Mexico city is a conflicted city. There may be visible conflicts such as street fights, or protests happening any time in the city, but what I experienced was a city without a vision or goal, without civic engagement, without a spirit, which might have been resulted from the intangible conflicts. I heard several time from local people speaking of the corruption and negligence of the government, complaining about the chaos of every day life. I had wished I could see civic alliances and organizations organizing people to have their voice heard, and to have their lives bettered. Maybe I am being the insincere kind I was referring to, but it is just a glimpse of how complicated the city is for me to fully comprehend.
There is a bookstore called Fondo de Cultura Economia in La Condesa. When I visited it during a thunderstorm, I was amazed by its emphasis on philosophy, art, literature, history, and political science selections. When I walked along the bookshelves, I suddenly felt excited. If this bookstore could be an anchor of social movement for those young hippies, and yuppies in the neighborhood, there might be some hope for the city to become better, not for touristic purposes, but for its general public.

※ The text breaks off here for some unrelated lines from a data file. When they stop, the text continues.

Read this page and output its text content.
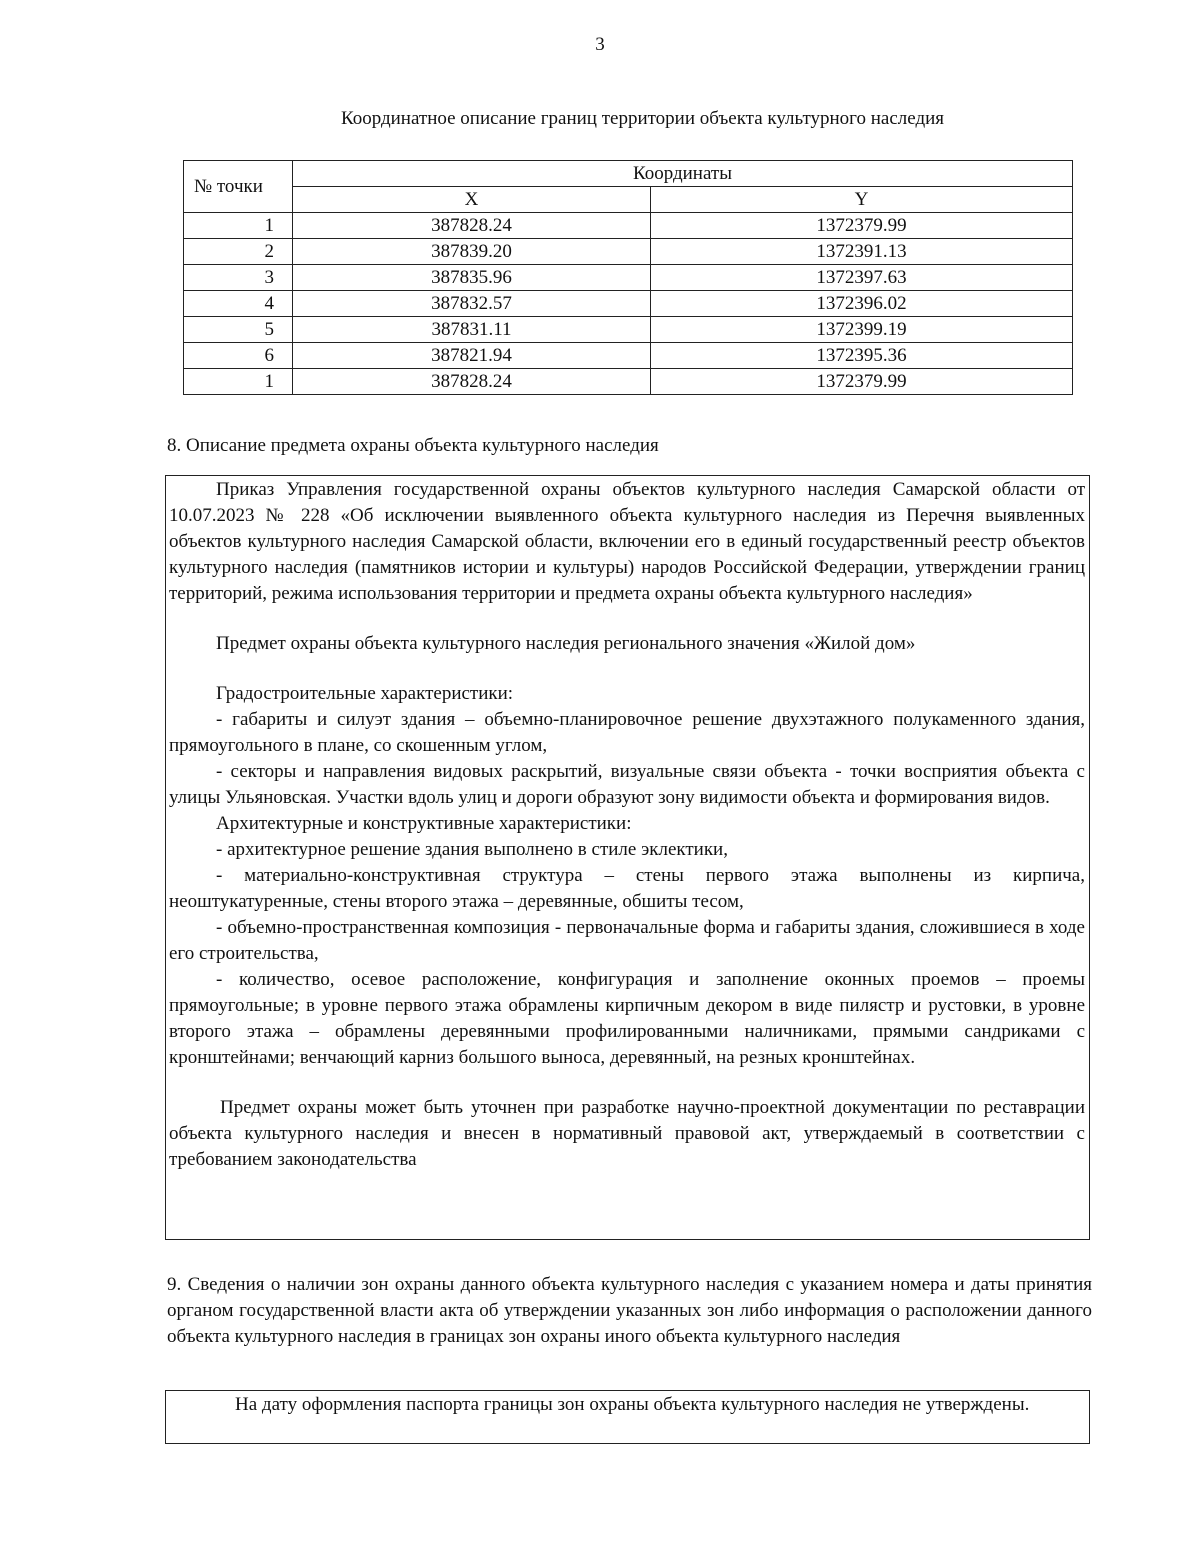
3
Координатное описание границ территории объекта культурного наследия
№ точки	Координаты	
	X	Y
1	387828.24	1372379.99
2	387839.20	1372391.13
3	387835.96	1372397.63
4	387832.57	1372396.02
5	387831.11	1372399.19
6	387821.94	1372395.36
1	387828.24	1372379.99
8. Описание предмета охраны объекта культурного наследия

Приказ Управления государственной охраны объектов культурного наследия Самарской области от 10.07.2023 № 228 «Об исключении выявленного объекта культурного наследия из Перечня выявленных объектов культурного наследия Самарской области, включении его в единый государственный реестр объектов культурного наследия (памятников истории и культуры) народов Российской Федерации, утверждении границ территорий, режима использования территории и предмета охраны объекта культурного наследия»

Предмет охраны объекта культурного наследия регионального значения «Жилой дом»

Градостроительные характеристики:

- габариты и силуэт здания – объемно-планировочное решение двухэтажного полукаменного здания, прямоугольного в плане, со скошенным углом,

- секторы и направления видовых раскрытий, визуальные связи объекта - точки восприятия объекта с улицы Ульяновская. Участки вдоль улиц и дороги образуют зону видимости объекта и формирования видов.

Архитектурные и конструктивные характеристики:

- архитектурное решение здания выполнено в стиле эклектики,

- материально-конструктивная структура – стены первого этажа выполнены из кирпича, неоштукатуренные, стены второго этажа – деревянные, обшиты тесом,

- объемно-пространственная композиция - первоначальные форма и габариты здания, сложившиеся в ходе его строительства,

- количество, осевое расположение, конфигурация и заполнение оконных проемов – проемы прямоугольные; в уровне первого этажа обрамлены кирпичным декором в виде пилястр и рустовки, в уровне второго этажа – обрамлены деревянными профилированными наличниками, прямыми сандриками с кронштейнами; венчающий карниз большого выноса, деревянный, на резных кронштейнах.

Предмет охраны может быть уточнен при разработке научно-проектной документации по реставрации объекта культурного наследия и внесен в нормативный правовой акт, утверждаемый в соответствии с требованием законодательства

9. Сведения о наличии зон охраны данного объекта культурного наследия с указанием номера и даты принятия органом государственной власти акта об утверждении указанных зон либо информация о расположении данного объекта культурного наследия в границах зон охраны иного объекта культурного наследия

На дату оформления паспорта границы зон охраны объекта культурного наследия не утверждены.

I had finished my lunch and moved to Ritual Coffee Roasters on the same street. There are also many gentrifiers like myself frequenting this place. I have always hoped to spend more time with young people in the city of San Francisco, be civic-minded or not, be progressive or moderate, their enthusiasm and energy always excites me, inspires me, and gives me hope. They are the rising sun of the morning, and the future will be theirs eventually.